As people have commented you would benefit immensely from normalizing your data, but can you not cheat and create a temp table with the key and exploding out your column on the "/", so you go from
KEY | "0001:A/0002:A/0003:A/0006:C"
KEY1| "0001:A/0002:A/0003:A"
to
KEY | 0001:A
KEY | 0002:A
KEY | 0003:A
KEY | 0006:C
KEY1| 0001:A
KEY1| 0002:A
KEY1| 0003:A
Which would allow you to develop a query something like the following (not tested):
SELECT
t1.key
, t2.key
, COUNT(t1.*)
FROM
temp_table t1
, temp_table t2
, ( SELECT t3.key, COUNT(*) AS cnt FROM temp_table t3 GROUP BY t3.key) t4
WHERE
t1.combination IN (
SELECT
t5.combination
FROM
temp_table t5
WHERE
t5.key = t2.key)
AND t1.key <> t2.key
HAVING
COUNT(t1.*) = t4.cnt
So return the two keys where key1 is a proper subset of key?
I guess I can recommend to build special "index".
It will be quite big but you will achieve superspeedy results.
Let's consider this task as searching a set of symbols.
There are design conditions.
The symbols are made by pattern "NNNN:X", where NNNN is number [0001-9999] and X is letter [A-E].

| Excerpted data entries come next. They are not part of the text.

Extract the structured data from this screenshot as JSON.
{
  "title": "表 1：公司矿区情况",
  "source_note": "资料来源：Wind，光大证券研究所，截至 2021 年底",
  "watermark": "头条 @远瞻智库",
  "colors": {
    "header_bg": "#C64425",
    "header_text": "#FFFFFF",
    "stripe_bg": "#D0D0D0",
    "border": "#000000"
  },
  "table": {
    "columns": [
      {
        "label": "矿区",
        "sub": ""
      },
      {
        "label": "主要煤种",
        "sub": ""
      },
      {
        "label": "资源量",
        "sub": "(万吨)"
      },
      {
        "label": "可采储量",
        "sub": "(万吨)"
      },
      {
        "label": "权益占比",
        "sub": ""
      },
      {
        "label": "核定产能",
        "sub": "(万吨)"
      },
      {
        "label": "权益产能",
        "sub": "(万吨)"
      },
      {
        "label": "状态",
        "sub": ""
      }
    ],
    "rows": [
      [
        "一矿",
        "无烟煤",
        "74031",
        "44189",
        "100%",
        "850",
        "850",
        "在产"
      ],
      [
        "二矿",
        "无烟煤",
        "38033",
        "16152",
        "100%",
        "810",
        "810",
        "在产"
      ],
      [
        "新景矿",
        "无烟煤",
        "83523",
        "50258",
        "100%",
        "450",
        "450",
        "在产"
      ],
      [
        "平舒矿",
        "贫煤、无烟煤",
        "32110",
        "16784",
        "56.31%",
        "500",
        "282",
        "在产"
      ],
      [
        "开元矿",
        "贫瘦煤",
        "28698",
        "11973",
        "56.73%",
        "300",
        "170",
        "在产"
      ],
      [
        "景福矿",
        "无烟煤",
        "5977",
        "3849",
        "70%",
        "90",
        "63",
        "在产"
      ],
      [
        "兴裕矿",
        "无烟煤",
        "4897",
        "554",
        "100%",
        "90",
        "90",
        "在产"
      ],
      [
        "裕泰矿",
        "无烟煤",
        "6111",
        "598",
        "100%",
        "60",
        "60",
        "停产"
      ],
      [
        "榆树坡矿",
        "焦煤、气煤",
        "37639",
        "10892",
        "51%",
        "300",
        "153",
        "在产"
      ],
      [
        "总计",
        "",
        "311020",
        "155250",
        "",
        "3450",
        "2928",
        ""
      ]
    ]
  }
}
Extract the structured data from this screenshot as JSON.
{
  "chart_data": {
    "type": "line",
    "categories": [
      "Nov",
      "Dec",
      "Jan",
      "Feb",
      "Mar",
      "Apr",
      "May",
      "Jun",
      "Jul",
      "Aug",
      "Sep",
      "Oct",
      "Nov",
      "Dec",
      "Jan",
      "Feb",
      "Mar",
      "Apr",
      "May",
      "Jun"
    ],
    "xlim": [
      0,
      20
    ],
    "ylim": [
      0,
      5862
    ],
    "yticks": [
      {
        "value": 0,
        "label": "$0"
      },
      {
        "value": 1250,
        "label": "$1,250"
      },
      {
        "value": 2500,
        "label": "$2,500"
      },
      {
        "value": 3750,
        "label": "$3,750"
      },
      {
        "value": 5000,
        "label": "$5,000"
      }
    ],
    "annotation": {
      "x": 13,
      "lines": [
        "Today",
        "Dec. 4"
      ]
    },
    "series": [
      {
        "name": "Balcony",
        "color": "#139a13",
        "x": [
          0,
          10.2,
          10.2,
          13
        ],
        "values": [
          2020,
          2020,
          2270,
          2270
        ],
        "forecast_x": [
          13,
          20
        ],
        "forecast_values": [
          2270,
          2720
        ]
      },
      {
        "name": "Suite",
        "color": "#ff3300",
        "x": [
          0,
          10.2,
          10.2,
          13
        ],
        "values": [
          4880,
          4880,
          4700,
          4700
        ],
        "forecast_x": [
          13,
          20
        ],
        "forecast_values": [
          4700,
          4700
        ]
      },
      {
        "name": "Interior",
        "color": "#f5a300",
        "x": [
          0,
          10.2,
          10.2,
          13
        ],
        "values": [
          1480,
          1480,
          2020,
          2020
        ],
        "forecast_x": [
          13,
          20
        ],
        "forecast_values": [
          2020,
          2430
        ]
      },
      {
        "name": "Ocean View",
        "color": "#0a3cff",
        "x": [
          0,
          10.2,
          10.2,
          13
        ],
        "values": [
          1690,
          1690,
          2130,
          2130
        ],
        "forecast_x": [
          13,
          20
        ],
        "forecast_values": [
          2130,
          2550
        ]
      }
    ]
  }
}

So we have 5 * 9999 = 49995 symbols in alphabet.
Maximum length of words with this alphabet is 16.
We can build for each word set of combinations of its symbols.
For example, the word "abcd" will have next combinations:
abcd
abc
ab
a
abd
acd
ac
ad
bcd
bc
b
bd
cd
с
d
As symbols are sorted in words we have only 2^N-1 combinations (15 for 4 symbols).
For 16-symbols word there are 2^16 - 1 = 65535 combinations.
So we make for an additional index-organized table like this one
create table spec_ndx(combination varchar2(100), original_value varchar2(100))
Performance will be excellent with price of overhead - in the worst case for each record in the original table there will be 65535 "index" records.
So for 100-million table we will get 6-trillion table.
But if we have short values size of "special index" reduces drastically.